While I haven’t been able to write enough documentation, or to submit all my custom checks to Portage to be merged in (and some stuff is pretty heavy-load that you probably don’t want on your standard Portage system), I’d still like to document my approach for the tinderbox to let others learn from it; and to explain why it’s not really the straight process that many thinks it to be.
Patrick has already blogged in the past about the problems faced by his approach; mine has pretty much the same problems, but given I execute it on my desktop system, it makes it much easier to identify and correct the issues before they become truly obnoxious. They still don’t look good though, to be honest.
Also, some of the problems I also blogged already, like for instance the problem with packages needing one default backend that stops my efforts as they require me to manually set in the USE flags they need.
The first problem appears with packages not respecting the CC settings that can easily ignore ccache altogether. While some people don’t understand why I use ccache after what I said I should point out some details about the tinderbox to make it understandable. The tinderbox was not designed as much as forged up, so it’s quite naïve in its approach; in particular it does not discern between a package that fails to build and one that couldn’t merge and one that wasn’t tested yet. They all are in the new list the next time I run the script to find what needs to be built.
For this reason, leaf packages that fail to build may pass more than once through the tinderbox, so the ccache can help speeding up the rebuilds. But even more importantly, non-leaf packages like asterisk or boost that fail to build many times in a single tinderbox run won’t rebuild everything all at once, and the same applies to non-leaf packages that fail to merge because of collisions or those that get removed and re-added by blockers.
Another nasty issue I face is when the testsuites (or the configure tests!) freeze up; if this happens while I’m at the computer, I’d notice (since switching desktops with compiz allows me to see whether it’s building or not), but if that happens while I’m sleeping (as rare as that seems to be happening lately – me to sleep, not the tinderbox to freeze), it can easily remain stuck for hours, like it happened last night with dev-libs/ace that was stuck in
./configure for over four hours (it would have been seven if they didn’t wake me up but that’s another story). Unfortunately it’s difficult to tell when a build (or a testsuite) is just slow or completely stuck.

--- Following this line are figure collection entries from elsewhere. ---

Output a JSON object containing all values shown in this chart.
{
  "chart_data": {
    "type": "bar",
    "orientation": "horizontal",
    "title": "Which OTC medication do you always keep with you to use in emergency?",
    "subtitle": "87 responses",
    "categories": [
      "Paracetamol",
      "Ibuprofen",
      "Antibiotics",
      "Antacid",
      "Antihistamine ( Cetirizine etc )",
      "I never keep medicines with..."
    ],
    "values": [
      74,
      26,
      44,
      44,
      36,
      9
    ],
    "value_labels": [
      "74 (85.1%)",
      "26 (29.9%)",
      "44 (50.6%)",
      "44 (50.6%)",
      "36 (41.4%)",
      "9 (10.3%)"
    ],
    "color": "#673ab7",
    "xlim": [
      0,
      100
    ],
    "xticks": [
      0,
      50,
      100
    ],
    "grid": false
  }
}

Finally there are problems with the unknown and untested interaction between different packages; with method I’m using, opposite to what Patrick does, all the packages get to interact with an “insubordinate” system which may have conflictual software installed, and cause automagic dependencies to trigger, which in turn can cause packages either to compile improperly or to fail. I think one of the thing that gave me more headaches about this was a (maybe still present, I don’t really know) automagic dependency of gnustep over mDNSresponder.
More work is needed, a lot more work, to get the tree in a state that can be called “clean”. Maybe by the end of the year?